I'm looking for a way to sample lists of probabilities.

7    29 Jan 2015 21:41 by u/gunfourhigher

I am working on a text synthesis program that reads in text and makes markov chains, but I need to weight the chains. Instead of having nodes that just have a list of words ex:(cat, dog) after "a", I need to have something like (cat:30, dog:70) where if I sample the letter a a hundred times, I get ~30ish cats and ~70ish dogs.

I am sure that this problem has been solved efficiently, or at least more so than what I am about to write. I am thinking of having a lists of 100 elements, and having the ratios of dogs to cats match the elements, and sampling the entire list randomly. I could then increase the size of the list later to account for granularity, but since I am going to be dealing with thousands of words, this isnt the best option as far as memory goes.
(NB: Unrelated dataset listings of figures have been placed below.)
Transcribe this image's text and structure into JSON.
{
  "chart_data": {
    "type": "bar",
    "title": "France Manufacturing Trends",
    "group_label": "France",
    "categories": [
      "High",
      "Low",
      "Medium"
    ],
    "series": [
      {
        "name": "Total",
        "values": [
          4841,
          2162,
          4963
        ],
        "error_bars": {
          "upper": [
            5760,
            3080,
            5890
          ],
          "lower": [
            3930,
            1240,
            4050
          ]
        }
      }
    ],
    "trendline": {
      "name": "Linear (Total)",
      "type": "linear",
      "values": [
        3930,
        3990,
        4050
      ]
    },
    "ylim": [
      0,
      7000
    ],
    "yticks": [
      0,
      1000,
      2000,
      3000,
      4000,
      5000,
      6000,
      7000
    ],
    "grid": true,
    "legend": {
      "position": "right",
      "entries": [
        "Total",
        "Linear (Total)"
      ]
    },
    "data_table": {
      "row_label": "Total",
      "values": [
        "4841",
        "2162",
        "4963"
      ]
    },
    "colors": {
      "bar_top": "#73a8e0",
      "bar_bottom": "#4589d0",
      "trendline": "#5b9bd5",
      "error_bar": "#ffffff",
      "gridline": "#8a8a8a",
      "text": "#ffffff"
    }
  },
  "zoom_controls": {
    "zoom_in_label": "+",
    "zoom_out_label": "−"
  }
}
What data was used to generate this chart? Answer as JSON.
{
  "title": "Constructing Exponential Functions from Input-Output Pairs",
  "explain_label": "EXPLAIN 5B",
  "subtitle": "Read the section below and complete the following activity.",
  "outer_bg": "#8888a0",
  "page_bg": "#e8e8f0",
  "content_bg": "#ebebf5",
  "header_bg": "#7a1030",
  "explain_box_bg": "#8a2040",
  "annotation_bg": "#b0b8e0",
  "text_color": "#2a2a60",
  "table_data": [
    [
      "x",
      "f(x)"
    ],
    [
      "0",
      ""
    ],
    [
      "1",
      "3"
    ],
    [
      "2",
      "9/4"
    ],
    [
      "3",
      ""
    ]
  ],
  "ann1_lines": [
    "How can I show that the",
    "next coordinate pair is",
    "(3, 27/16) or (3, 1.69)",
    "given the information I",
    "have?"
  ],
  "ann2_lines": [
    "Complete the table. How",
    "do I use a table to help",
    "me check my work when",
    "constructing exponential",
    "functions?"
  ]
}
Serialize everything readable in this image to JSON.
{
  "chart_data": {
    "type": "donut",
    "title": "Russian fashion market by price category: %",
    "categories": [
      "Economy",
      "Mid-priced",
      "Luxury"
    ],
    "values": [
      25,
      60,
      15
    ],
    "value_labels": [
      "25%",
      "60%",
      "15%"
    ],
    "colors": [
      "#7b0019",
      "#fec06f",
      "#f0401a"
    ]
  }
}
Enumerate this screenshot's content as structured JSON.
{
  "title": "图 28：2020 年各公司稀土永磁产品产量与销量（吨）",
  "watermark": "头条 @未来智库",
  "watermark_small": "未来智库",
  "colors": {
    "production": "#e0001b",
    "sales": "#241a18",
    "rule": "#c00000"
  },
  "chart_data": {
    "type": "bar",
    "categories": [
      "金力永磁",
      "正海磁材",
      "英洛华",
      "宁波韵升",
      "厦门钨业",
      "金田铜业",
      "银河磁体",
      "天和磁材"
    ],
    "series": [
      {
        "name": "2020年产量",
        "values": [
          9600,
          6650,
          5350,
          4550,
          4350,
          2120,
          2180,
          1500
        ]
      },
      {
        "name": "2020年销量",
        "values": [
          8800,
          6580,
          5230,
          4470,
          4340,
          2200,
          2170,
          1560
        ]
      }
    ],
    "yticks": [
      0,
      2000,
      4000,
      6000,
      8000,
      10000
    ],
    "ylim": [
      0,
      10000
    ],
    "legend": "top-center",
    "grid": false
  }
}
I hope someone understands what I'm trying to say!

It's worth noting that I can write whatever backend to this that I need, I'm not worried about details. I'm not trying to get the code written for me, I just need to know what this is called, and where I can find out more about it. I don't want to appear like someone trying to bamboozle you into doing my homework!

6 comments

1

This reminds me of a school task I worked on with MapReduce. Perhaps MapReduce might be helpful?

1

No, not really. I'm using Ruby for this project, and the solution will be pure ruby. I've run across probability vectors since my initial post, and I haven't had much time to look, but I think that's what I need.

1

Problem description is not too clear

1

I did this in CoffeeScript. Let me explain the algorithm:

  • gather all of your probability objects
  • sort them in ascending order
  • sum your probabilities
  • create a sum sequence of your probabilities
  • choose an int in the range [smallest..sum]
  • choose the first probability larger than your int chosen above

note, this assumes positive probabilities (but really, who uses negative probabilities)

a sample run could be below:

  • [10, 100, 500, 800, 1000] (sorted)
  • sum: 2410
  • [10, 110, 610, 1410, 2410] (sequenced)
  • chosen: 705
  • [10, 110, 610, 1410, 2410] (ignore anything <705)
  • result: 1410 (choose first result)

Let me know how this works out, or if you have questions.

1

That's basically a probability vector, but instead of using 1.0, you're running your own limit and adjusting it on the fly. Thanks for sharing though, I hadn't even thought about doing it that way!

0

No problem. Sorry I couldn't be more helpful.